而方敬喜欢施虐的怪癖所带来的伤害还不止是紫玉的一条人命,还有董红衣,还有一系列曾经被他伤害,但是自己并不知道的人。
公平的看,方敬确实十恶不赦,做的坏事很多。
可无论他做过什么,产生了什么后果,他都不应该就这么被人给分尸了,他必须要接受法律的制裁。

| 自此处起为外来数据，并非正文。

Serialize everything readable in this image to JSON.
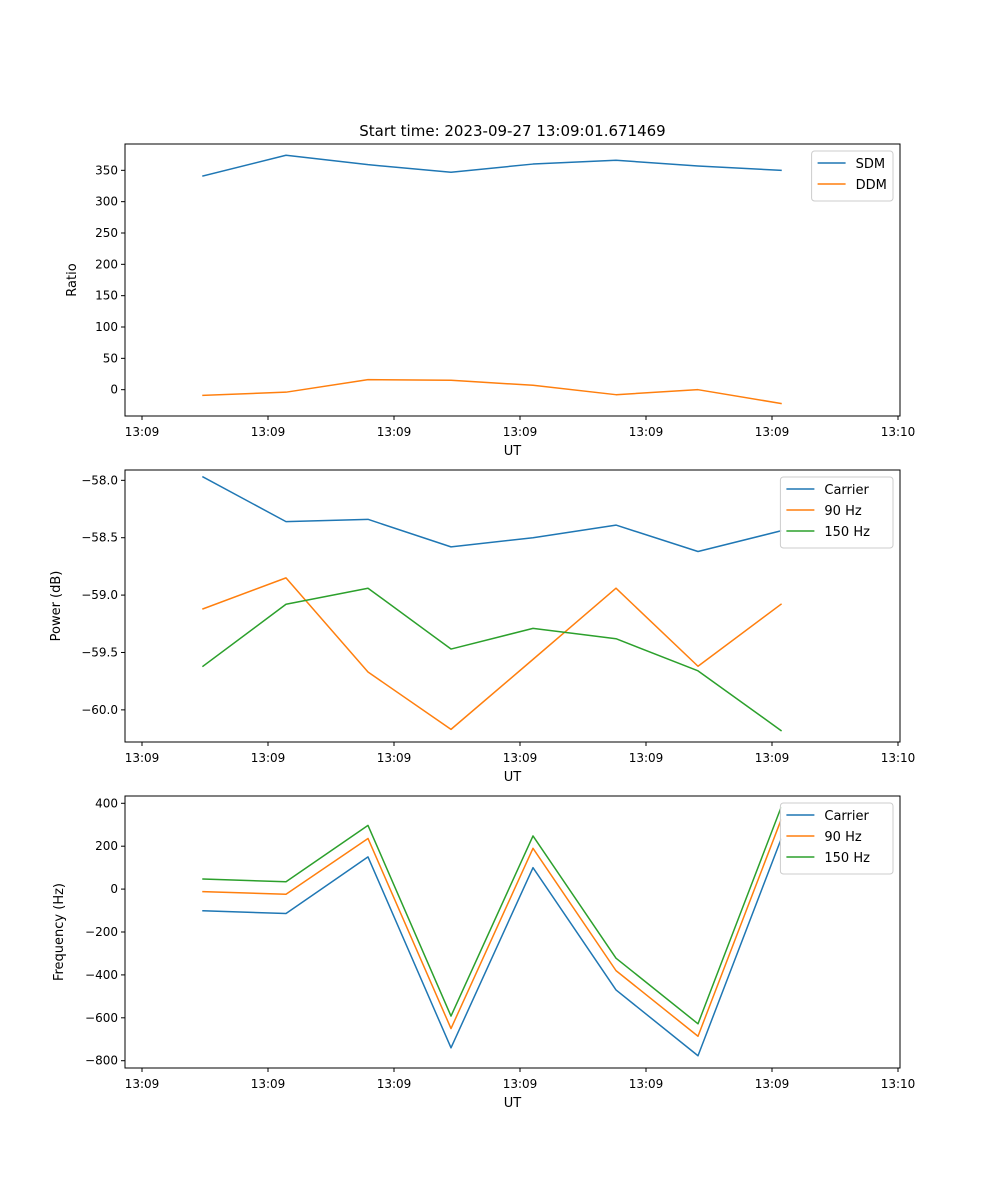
{
  "figure_title": "Start time: 2023-09-27 13:09:01.671469",
  "series_colors": {
    "blue": "#1f77b4",
    "orange": "#ff7f0e",
    "green": "#2ca02c"
  },
  "chart_data": [
    {
      "type": "line",
      "title": "Start time: 2023-09-27 13:09:01.671469",
      "xlabel": "UT",
      "ylabel": "Ratio",
      "x_tick_labels": [
        "13:09",
        "13:09",
        "13:09",
        "13:09",
        "13:09",
        "13:09",
        "13:10"
      ],
      "ylim": [
        -42,
        392
      ],
      "y_ticks": [
        0,
        50,
        100,
        150,
        200,
        250,
        300,
        350
      ],
      "legend_position": "top-right",
      "series": [
        {
          "name": "SDM",
          "color": "#1f77b4",
          "values": [
            341,
            374,
            359,
            347,
            360,
            366,
            357,
            350
          ]
        },
        {
          "name": "DDM",
          "color": "#ff7f0e",
          "values": [
            -9,
            -4,
            16,
            15,
            7,
            -8,
            0,
            -22
          ]
        }
      ]
    },
    {
      "type": "line",
      "title": "",
      "xlabel": "UT",
      "ylabel": "Power (dB)",
      "x_tick_labels": [
        "13:09",
        "13:09",
        "13:09",
        "13:09",
        "13:09",
        "13:09",
        "13:10"
      ],
      "ylim": [
        -60.28,
        -57.91
      ],
      "y_ticks": [
        -60.0,
        -59.5,
        -59.0,
        -58.5,
        -58.0
      ],
      "legend_position": "top-right",
      "series": [
        {
          "name": "Carrier",
          "color": "#1f77b4",
          "values": [
            -57.97,
            -58.36,
            -58.34,
            -58.58,
            -58.5,
            -58.39,
            -58.62,
            -58.44
          ]
        },
        {
          "name": "90 Hz",
          "color": "#ff7f0e",
          "values": [
            -59.12,
            -58.85,
            -59.67,
            -60.17,
            -59.56,
            -58.94,
            -59.62,
            -59.08
          ]
        },
        {
          "name": "150 Hz",
          "color": "#2ca02c",
          "values": [
            -59.62,
            -59.08,
            -58.94,
            -59.47,
            -59.29,
            -59.38,
            -59.66,
            -60.18
          ]
        }
      ]
    },
    {
      "type": "line",
      "title": "",
      "xlabel": "UT",
      "ylabel": "Frequency (Hz)",
      "x_tick_labels": [
        "13:09",
        "13:09",
        "13:09",
        "13:09",
        "13:09",
        "13:09",
        "13:10"
      ],
      "ylim": [
        -834,
        434
      ],
      "y_ticks": [
        -800,
        -600,
        -400,
        -200,
        0,
        200,
        400
      ],
      "legend_position": "top-right",
      "series": [
        {
          "name": "Carrier",
          "color": "#1f77b4",
          "values": [
            -101,
            -114,
            150,
            -740,
            100,
            -470,
            -777,
            232
          ]
        },
        {
          "name": "90 Hz",
          "color": "#ff7f0e",
          "values": [
            -12,
            -24,
            236,
            -650,
            190,
            -380,
            -686,
            322
          ]
        },
        {
          "name": "150 Hz",
          "color": "#2ca02c",
          "values": [
            47,
            34,
            297,
            -592,
            248,
            -322,
            -628,
            380
          ]
        }
      ]
    }
  ]
}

潘西臣无奈的看向林小天,重重的叹了口气,“我知道你现在在想什么。”
“你是觉得,我的做法还是违法的,想要处罚有罪的人,必须要经过法律,对吗?”
林小天没有回话,只是看着潘西臣。
潘西臣摇摇头,“这就是我说你单纯的地方。”
“你真的以为大丰的律法可以惩戒方敬这样的人?”
“为什么不能?”林小天反驳道。
“你来江南乡之前应该就已经知道方敬了吧。”潘西臣忽然岔开了话题。
林小天没有回答他。
潘西臣继续自顾自的说道:“你一定也知道,方敬的背景了对吧。”
“他是四皇子的人,在江南乡作威作福的是四皇子安插在江南的一个眼线,有了这么一个雄厚背景,这么大的靠山,我问你,连当地的官府都拿方敬没有办法,你一个外来官能把方敬怎么样?”
“说不定你一个外来官,还要跟方敬寻求保护呢吧。”
这话说的林小天十分惭愧,不错,许复曾经告诉过自己,到了江南乡可以去找方敬,他可以保自己的周全。
可是到了江南乡之后,林小天这才知道方敬是当地的地头蛇,掌握的东西和做的事情都超出了林小天的预估。

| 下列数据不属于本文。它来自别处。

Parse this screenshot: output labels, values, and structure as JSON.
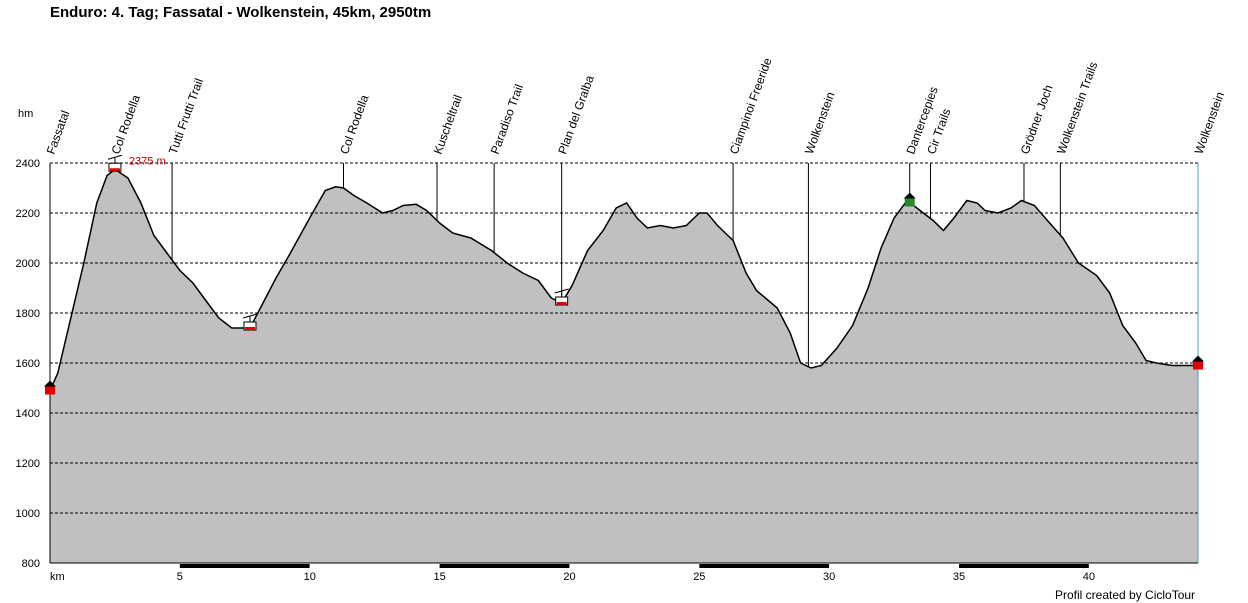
{
  "title": "Enduro: 4. Tag; Fassatal - Wolkenstein, 45km, 2950tm",
  "credit": "Profil created by CicloTour",
  "chart_data": {
    "type": "area",
    "xlabel": "km",
    "ylabel": "hm",
    "xlim": [
      0,
      44.2
    ],
    "ylim": [
      800,
      2400
    ],
    "x_ticks": [
      5,
      10,
      15,
      20,
      25,
      30,
      35,
      40
    ],
    "y_ticks": [
      800,
      1000,
      1200,
      1400,
      1600,
      1800,
      2000,
      2200,
      2400
    ],
    "grid": true,
    "fill_color": "#c0c0c0",
    "line_color": "#000000",
    "annotation": {
      "text": "2375 m",
      "x": 2.5,
      "y": 2375,
      "color": "#c00000"
    },
    "profile": {
      "x": [
        0,
        0.3,
        0.8,
        1.3,
        1.8,
        2.2,
        2.5,
        3.0,
        3.5,
        4.0,
        4.5,
        5.0,
        5.5,
        6.0,
        6.5,
        7.0,
        7.5,
        7.8,
        8.2,
        8.7,
        9.2,
        10.0,
        10.6,
        11.0,
        11.3,
        11.7,
        12.2,
        12.8,
        13.2,
        13.6,
        14.1,
        14.5,
        15.0,
        15.5,
        16.2,
        17.0,
        17.6,
        18.2,
        18.8,
        19.3,
        19.7,
        20.1,
        20.7,
        21.3,
        21.8,
        22.2,
        22.6,
        23.0,
        23.5,
        24.0,
        24.5,
        25.0,
        25.3,
        25.7,
        26.3,
        26.8,
        27.2,
        28.0,
        28.5,
        28.9,
        29.3,
        29.7,
        30.3,
        30.9,
        31.5,
        32.0,
        32.5,
        33.0,
        33.5,
        34.0,
        34.4,
        34.8,
        35.3,
        35.7,
        36.0,
        36.5,
        37.0,
        37.4,
        37.9,
        38.4,
        39.0,
        39.6,
        40.3,
        40.8,
        41.3,
        41.8,
        42.2,
        42.6,
        43.2,
        44.0,
        44.2
      ],
      "y": [
        1490,
        1560,
        1780,
        2000,
        2240,
        2350,
        2375,
        2340,
        2240,
        2110,
        2040,
        1970,
        1920,
        1850,
        1780,
        1740,
        1740,
        1760,
        1840,
        1940,
        2030,
        2180,
        2290,
        2305,
        2300,
        2270,
        2240,
        2200,
        2210,
        2230,
        2235,
        2210,
        2160,
        2120,
        2100,
        2050,
        2000,
        1960,
        1930,
        1860,
        1840,
        1910,
        2050,
        2130,
        2220,
        2240,
        2180,
        2140,
        2150,
        2140,
        2150,
        2200,
        2200,
        2150,
        2090,
        1960,
        1890,
        1820,
        1720,
        1600,
        1580,
        1590,
        1660,
        1750,
        1900,
        2060,
        2180,
        2250,
        2210,
        2170,
        2130,
        2180,
        2250,
        2240,
        2210,
        2200,
        2220,
        2250,
        2230,
        2170,
        2100,
        2000,
        1950,
        1880,
        1750,
        1680,
        1610,
        1600,
        1590,
        1590,
        1590
      ]
    },
    "waypoints": [
      {
        "name": "Fassatal",
        "x": 0.0,
        "marker": "home-red"
      },
      {
        "name": "Col Rodella",
        "x": 2.5,
        "marker": "gondola"
      },
      {
        "name": "Tutti Frutti Trail",
        "x": 4.7,
        "marker": "none"
      },
      {
        "name": "Col Rodella",
        "x": 11.3,
        "marker": "none"
      },
      {
        "name": "Kuscheltrail",
        "x": 14.9,
        "marker": "none"
      },
      {
        "name": "Paradiso Trail",
        "x": 17.1,
        "marker": "none"
      },
      {
        "name": "Plan del Gralba",
        "x": 19.7,
        "marker": "gondola"
      },
      {
        "name": "Ciampinoi Freeride",
        "x": 26.3,
        "marker": "none"
      },
      {
        "name": "Wolkenstein",
        "x": 29.2,
        "marker": "none"
      },
      {
        "name": "Dantercepies",
        "x": 33.1,
        "marker": "home-green"
      },
      {
        "name": "Cir Trails",
        "x": 33.9,
        "marker": "none"
      },
      {
        "name": "Grödner Joch",
        "x": 37.5,
        "marker": "none"
      },
      {
        "name": "Wolkenstein Trails",
        "x": 38.9,
        "marker": "none"
      },
      {
        "name": "Wolkenstein",
        "x": 44.2,
        "marker": "home-red"
      }
    ],
    "gondola_markers": [
      {
        "x": 2.5,
        "y": 2375
      },
      {
        "x": 7.7,
        "y": 1740
      },
      {
        "x": 19.7,
        "y": 1840
      }
    ]
  }
}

不得不说,林小天若想在江南乡推翻方敬几乎是不可能的,而放任方敬在当地作威作福也是林小天不想看到的。
好像一切真的就想潘西臣说的那样。
林小天的内心开始有些动摇了,他不知道自己做的到底是对还是错。
按照他方法想要拔除方敬,几乎是不可能,而潘西臣的方法虽然不合法,但是却是效果最好的。
林小天一时间陷入了深深地思考之中。
潘西臣见到林小天思索入了神,便吐了吐舌头,悄无声息的离开了。
等到林小天发现潘西臣不见踪影的时候,已经不知道过了多久了。
林小天刚想离开宅邸的时候,在门口他看见了余诗音和柳伊眉。
“你没事吧。”余诗音先开口关心道。
“我能有什么事?”
“我们已经把尸块运回府衙了,见你很长时间都没回来,我们担心你,所以回来看看。”
林小天失落的摇摇头,“我没什么事。”
余诗音注意到了林小天低落的情绪,“怎么了?”
林小天叹了口气,回答道:“我刚才见到潘西臣了。”
这个熟悉的名字再次出现,也让余诗音和柳伊眉两人震惊不已。
“他怎么会在这里?”柳伊眉问道。
林小天摇摇头,“我不知道,但是……”
林小天欲言又止,余诗音和柳伊眉都焦急的等待着他继续说下去。
“刚才那些碎尸是潘西臣做的,死者确实是方敬。”
随后林小天把刚才和潘西臣的对话简单的告诉了她们。
听完之后,众人都陷入了一种奇怪的沉默,因为他们现在也觉得潘西臣说的很有道理。
这个时候,他们每个人都觉得自己太无力了。
明明知道自己做的事情是对的,但是结果往往却不能如他们所想的那样发展。
他们所做的这一切,意义又在哪?
深夜里,三个人站在一处满是鲜血的门外,陷入了深深地沉思。